O Estado do Rio Grande do Norte chegou ao fundo do poço no que diz respeito ao próprio financiamento. O governador Robinson Faria pediu o voto para resolver. Se elegeu com o peso das duas principais ologarquias. Poderia ter apresentado no primeiro mês de governo um planos de austeridade, de cortes e de industrialização do Estado. Mas não fez. O que já era ruim ficou pior. Agora chegou ao ponto de não conseguir pagar os próprios servidores. Está tomando, de forma tardia, medidas emergenciais que nada resolvem. Quando não mais tiver o que privatizar, como vai pagas as contas?

Mas será que é apenas Robinson o resposável pela crise no RN? Será que não afaltou aos ex-governadores um plano de metas objetivo sobre o desenvolvimento do Estado? Será que não faltou um projeto que fosse administrado por vários governos, desenvolvido de forma sustentável, objetivando obter receita maior do que a despesa? 

O eleitor, quando escolhe seu candidato, analisa os desafios que este tem pela frente? O eleitor sabe que Robinson Faria não criou a crise sozinho?
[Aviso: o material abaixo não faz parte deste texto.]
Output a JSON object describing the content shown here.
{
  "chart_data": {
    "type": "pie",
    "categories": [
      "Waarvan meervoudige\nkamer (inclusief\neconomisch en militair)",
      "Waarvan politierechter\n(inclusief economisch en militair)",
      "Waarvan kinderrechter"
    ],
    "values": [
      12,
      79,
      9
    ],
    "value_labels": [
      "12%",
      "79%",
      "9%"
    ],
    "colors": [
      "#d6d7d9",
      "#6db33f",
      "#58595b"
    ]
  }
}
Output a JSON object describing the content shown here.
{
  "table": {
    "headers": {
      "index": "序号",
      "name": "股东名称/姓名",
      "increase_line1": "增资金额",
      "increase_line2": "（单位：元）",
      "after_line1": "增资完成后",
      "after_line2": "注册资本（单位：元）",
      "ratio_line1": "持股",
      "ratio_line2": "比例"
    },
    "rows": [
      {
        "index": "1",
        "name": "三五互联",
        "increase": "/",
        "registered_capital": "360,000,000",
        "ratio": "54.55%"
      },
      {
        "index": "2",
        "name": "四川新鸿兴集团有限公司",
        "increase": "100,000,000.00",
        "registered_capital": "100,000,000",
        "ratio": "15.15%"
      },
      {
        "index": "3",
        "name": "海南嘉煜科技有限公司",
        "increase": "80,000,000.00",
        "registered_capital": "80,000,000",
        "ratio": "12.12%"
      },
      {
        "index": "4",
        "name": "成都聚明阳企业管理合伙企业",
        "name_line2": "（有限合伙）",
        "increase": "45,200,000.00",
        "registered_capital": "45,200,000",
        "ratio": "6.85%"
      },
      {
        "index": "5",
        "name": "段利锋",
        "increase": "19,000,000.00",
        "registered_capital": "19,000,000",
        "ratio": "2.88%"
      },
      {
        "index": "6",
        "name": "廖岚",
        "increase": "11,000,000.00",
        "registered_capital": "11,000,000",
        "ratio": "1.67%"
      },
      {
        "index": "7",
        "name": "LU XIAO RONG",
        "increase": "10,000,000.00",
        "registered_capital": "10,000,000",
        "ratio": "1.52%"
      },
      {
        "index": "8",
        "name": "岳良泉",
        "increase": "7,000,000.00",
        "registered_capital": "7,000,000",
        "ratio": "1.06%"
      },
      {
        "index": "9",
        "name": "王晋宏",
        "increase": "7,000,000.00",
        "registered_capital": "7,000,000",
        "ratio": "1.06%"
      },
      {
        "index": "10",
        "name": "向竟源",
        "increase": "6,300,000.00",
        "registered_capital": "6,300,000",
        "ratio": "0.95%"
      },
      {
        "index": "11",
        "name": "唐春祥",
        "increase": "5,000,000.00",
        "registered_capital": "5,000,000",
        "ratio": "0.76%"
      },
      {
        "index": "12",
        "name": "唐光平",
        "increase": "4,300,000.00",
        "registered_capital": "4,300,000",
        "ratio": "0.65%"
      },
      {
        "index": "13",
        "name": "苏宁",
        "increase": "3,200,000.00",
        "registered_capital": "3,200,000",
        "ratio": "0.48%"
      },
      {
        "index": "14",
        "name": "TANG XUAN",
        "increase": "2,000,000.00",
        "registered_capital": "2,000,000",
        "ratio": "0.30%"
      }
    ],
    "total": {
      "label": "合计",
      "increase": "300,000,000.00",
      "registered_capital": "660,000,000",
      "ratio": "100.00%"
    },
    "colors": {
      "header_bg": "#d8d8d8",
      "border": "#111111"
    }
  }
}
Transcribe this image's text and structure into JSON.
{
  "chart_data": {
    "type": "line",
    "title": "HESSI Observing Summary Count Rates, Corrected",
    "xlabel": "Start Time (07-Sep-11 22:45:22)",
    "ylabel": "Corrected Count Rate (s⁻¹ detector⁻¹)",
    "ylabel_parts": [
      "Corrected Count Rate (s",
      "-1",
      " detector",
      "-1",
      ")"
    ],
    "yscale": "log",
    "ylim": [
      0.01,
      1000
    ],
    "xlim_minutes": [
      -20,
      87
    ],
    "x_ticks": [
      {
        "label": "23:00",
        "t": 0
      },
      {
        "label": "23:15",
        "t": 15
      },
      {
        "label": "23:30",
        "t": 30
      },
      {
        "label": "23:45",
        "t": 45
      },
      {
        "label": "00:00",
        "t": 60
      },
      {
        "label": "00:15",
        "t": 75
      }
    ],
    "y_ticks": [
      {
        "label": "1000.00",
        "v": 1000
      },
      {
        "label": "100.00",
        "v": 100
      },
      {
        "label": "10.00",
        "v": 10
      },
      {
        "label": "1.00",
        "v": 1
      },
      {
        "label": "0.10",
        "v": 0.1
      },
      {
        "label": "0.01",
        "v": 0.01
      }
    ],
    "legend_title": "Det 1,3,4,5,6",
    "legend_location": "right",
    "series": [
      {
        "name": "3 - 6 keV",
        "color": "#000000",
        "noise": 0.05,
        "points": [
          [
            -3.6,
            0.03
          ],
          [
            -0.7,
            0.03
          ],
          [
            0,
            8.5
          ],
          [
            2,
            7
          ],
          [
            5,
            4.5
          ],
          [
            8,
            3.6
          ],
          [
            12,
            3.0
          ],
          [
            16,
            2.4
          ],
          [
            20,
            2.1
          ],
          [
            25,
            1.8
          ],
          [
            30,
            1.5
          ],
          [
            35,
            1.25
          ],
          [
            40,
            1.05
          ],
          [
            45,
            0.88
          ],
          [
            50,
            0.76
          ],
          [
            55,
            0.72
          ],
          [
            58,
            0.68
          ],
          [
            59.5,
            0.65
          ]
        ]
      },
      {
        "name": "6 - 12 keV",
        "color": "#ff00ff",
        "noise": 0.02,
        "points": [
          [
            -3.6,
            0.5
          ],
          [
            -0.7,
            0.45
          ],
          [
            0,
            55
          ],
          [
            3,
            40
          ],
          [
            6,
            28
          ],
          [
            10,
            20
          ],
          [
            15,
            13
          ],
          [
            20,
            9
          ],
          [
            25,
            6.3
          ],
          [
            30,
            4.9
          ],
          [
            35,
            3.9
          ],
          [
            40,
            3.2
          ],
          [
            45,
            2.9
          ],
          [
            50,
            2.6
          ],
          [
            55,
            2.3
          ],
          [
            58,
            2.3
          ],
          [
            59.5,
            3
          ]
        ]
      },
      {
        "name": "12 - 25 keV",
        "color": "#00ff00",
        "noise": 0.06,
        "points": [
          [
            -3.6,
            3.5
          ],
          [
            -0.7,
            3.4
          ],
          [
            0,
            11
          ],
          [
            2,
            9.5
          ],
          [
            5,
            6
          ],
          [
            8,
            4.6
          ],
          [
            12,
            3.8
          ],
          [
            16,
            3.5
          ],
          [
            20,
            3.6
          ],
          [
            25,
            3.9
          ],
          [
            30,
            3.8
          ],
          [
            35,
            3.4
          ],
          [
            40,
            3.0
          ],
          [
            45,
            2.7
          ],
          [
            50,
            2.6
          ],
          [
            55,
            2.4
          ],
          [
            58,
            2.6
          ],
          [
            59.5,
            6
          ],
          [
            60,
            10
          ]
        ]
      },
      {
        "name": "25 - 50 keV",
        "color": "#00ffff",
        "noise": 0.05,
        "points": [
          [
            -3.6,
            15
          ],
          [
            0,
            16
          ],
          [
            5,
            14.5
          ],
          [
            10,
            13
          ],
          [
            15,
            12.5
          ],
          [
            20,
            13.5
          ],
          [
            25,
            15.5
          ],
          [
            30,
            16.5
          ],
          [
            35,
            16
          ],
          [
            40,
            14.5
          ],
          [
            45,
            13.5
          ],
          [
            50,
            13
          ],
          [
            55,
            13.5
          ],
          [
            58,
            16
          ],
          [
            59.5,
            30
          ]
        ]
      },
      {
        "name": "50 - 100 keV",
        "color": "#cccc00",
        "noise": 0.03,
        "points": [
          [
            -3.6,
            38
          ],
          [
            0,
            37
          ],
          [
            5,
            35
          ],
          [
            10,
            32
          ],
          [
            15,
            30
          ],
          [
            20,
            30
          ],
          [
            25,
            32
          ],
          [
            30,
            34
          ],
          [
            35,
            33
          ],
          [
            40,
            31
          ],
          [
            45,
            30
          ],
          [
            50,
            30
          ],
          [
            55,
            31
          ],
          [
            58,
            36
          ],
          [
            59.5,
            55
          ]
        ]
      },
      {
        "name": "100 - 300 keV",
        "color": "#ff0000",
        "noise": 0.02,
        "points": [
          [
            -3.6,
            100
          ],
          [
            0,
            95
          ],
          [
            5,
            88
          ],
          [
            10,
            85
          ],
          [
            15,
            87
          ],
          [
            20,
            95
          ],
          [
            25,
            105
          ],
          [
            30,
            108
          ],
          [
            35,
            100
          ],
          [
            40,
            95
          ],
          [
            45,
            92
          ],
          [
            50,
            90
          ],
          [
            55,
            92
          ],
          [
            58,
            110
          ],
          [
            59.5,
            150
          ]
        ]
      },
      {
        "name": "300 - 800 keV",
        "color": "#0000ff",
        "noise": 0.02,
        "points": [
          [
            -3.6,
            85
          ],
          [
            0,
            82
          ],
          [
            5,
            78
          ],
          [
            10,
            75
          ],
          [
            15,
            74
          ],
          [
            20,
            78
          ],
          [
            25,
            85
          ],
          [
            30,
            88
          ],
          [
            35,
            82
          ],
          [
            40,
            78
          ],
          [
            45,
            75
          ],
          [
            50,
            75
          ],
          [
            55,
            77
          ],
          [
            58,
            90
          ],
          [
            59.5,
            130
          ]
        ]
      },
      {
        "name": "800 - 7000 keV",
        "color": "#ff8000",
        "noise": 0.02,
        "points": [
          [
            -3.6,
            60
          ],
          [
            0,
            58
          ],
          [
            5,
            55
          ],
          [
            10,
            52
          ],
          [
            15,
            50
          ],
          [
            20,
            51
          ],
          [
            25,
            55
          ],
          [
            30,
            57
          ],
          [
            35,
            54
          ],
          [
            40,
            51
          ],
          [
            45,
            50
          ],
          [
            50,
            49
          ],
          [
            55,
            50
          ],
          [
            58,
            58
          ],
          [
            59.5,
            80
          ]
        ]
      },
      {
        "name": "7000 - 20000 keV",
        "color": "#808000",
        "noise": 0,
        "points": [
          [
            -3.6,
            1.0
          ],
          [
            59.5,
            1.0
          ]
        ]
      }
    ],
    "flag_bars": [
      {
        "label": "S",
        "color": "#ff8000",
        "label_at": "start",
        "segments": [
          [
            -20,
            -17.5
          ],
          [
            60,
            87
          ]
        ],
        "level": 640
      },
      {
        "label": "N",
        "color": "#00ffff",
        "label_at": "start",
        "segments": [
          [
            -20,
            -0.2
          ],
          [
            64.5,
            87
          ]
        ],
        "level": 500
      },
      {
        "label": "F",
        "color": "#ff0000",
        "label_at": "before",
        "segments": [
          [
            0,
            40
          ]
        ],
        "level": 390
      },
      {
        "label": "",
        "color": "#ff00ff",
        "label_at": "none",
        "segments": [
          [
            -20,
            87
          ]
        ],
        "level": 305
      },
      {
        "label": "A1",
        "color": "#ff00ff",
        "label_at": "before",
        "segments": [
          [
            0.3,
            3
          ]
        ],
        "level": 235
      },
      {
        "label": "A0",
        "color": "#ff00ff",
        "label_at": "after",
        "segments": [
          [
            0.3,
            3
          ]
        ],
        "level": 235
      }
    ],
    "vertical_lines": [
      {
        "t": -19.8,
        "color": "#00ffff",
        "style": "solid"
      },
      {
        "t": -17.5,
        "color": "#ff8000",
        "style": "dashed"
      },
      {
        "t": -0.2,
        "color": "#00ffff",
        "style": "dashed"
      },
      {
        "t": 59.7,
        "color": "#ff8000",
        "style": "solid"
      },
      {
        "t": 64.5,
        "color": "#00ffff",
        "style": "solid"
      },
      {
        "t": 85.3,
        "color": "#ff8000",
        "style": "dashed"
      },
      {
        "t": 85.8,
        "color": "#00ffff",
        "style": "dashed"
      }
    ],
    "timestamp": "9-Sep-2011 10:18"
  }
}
O eleitor vai conduzir os ex-govarnadores ao senado?

A crise chegou ao bolso do servidor e da servidora, consequentemente ao comércio e às rodas de conversa nas paradas de ônibus e botecos onde se pergunta: os deputados e senadores do RN estão firmes no propósito de tirar o Estado do atoleiro? O "não" é insurdecedor. Isto ficou claro com a falta de ajuda financeira do Governo Federal.

Um ditado popular diz que a dor ensina a gemer. Se é assim, a crise ensinará a votar. Que venha outubro de 2018 para confirmarmos mudanças ou retrocessos.